Crédit immobilier : ce qui a changé en 2016

Le bon fonctionnement d’une nation repose certainement sur une bonne organisation et surtout sur la stabilité et la régularité de ce que l’on pourrait appeler les piliers, ceux-ci peuvent changer d’un pays à l’autre compte tenu du statut dudit pays et de ses centres d’intérêts. L’un des piliers dont nous faisons mention c’est l’économie, c’est d’ailleurs un pilier commun à plus d’un pour garantir un certain épanouissement. Les statistiques affichent un tableau assez triste et peu productif quant au domaine de l’immobilier en France pour cette année 2016, en effet les taux du crédit immobilier seraient au plus mal suite à un changement brusque qui affecte l’Europe toute entière.

La chute économique dans l’immobilier

Ce n’est plus un secret pour personne, le départ de la Grande Bretagne connu en tant que « Brexit » met plusieurs pays d’Europe dans des positions délicates.
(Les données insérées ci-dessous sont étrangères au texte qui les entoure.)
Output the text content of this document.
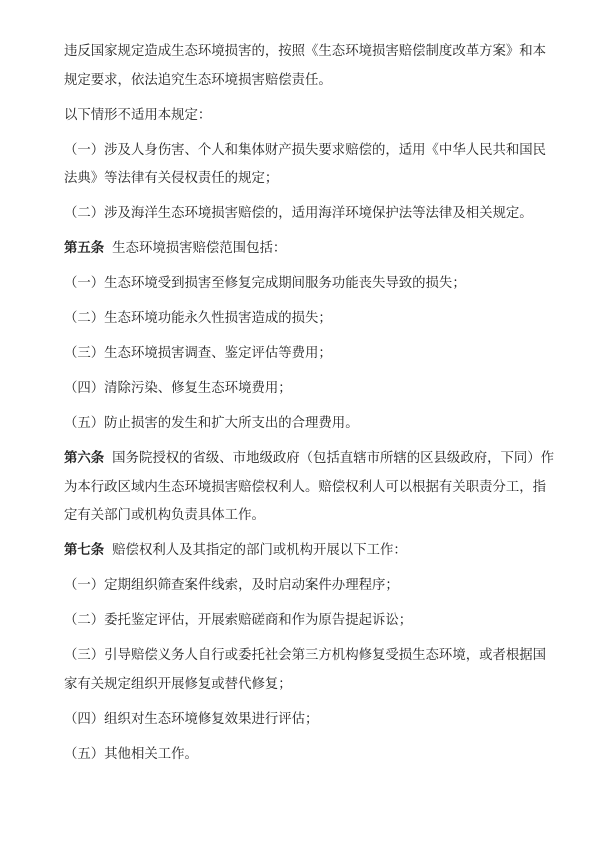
违反国家规定造成生态环境损害的，按照《生态环境损害赔偿制度改革方案》和本规定要求，依法追究生态环境损害赔偿责任。

以下情形不适用本规定：

（一）涉及人身伤害、个人和集体财产损失要求赔偿的，适用《中华人民共和国民法典》等法律有关侵权责任的规定；

（二）涉及海洋生态环境损害赔偿的，适用海洋环境保护法等法律及相关规定。

第五条 生态环境损害赔偿范围包括：

（一）生态环境受到损害至修复完成期间服务功能丧失导致的损失；

（二）生态环境功能永久性损害造成的损失；

（三）生态环境损害调查、鉴定评估等费用；

（四）清除污染、修复生态环境费用；

（五）防止损害的发生和扩大所支出的合理费用。

第六条 国务院授权的省级、市地级政府（包括直辖市所辖的区县级政府，下同）作为本行政区域内生态环境损害赔偿权利人。赔偿权利人可以根据有关职责分工，指定有关部门或机构负责具体工作。

第七条 赔偿权利人及其指定的部门或机构开展以下工作：

（一）定期组织筛查案件线索，及时启动案件办理程序；

（二）委托鉴定评估，开展索赔磋商和作为原告提起诉讼；

（三）引导赔偿义务人自行或委托社会第三方机构修复受损生态环境，或者根据国家有关规定组织开展修复或替代修复；

（四）组织对生态环境修复效果进行评估；

（五）其他相关工作。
L’annonce de cette nouvelle a été perçue comme le coup de massue sur l’économie française qui n’était déjà pas dans ses meilleurs jours.
Le secteur le plus touché outre le social et le politique c’est l’économie et principalement la gestion des crédits immobiliers. Pendant que l’on croyait avoir atteint le fond pour le taux de prêt immobilier, force est de constater que les nouveaux chiffres concernant les prêts de Juin 2016 confirment que ceux-là font état du record le plus bas jamais enregistré. Les chiffres parlent d’eux-mêmes puisque le taux immobilier est à 1.60% c’est à dire 17 points de base en moins comparé à Janvier où on parlait de 2.15% sur les crédits immobiliers. Ce secteur important de l’économie se trouvant bouleversé, entraîne des répercussions tant sur les emprunteurs que sur les financeurs.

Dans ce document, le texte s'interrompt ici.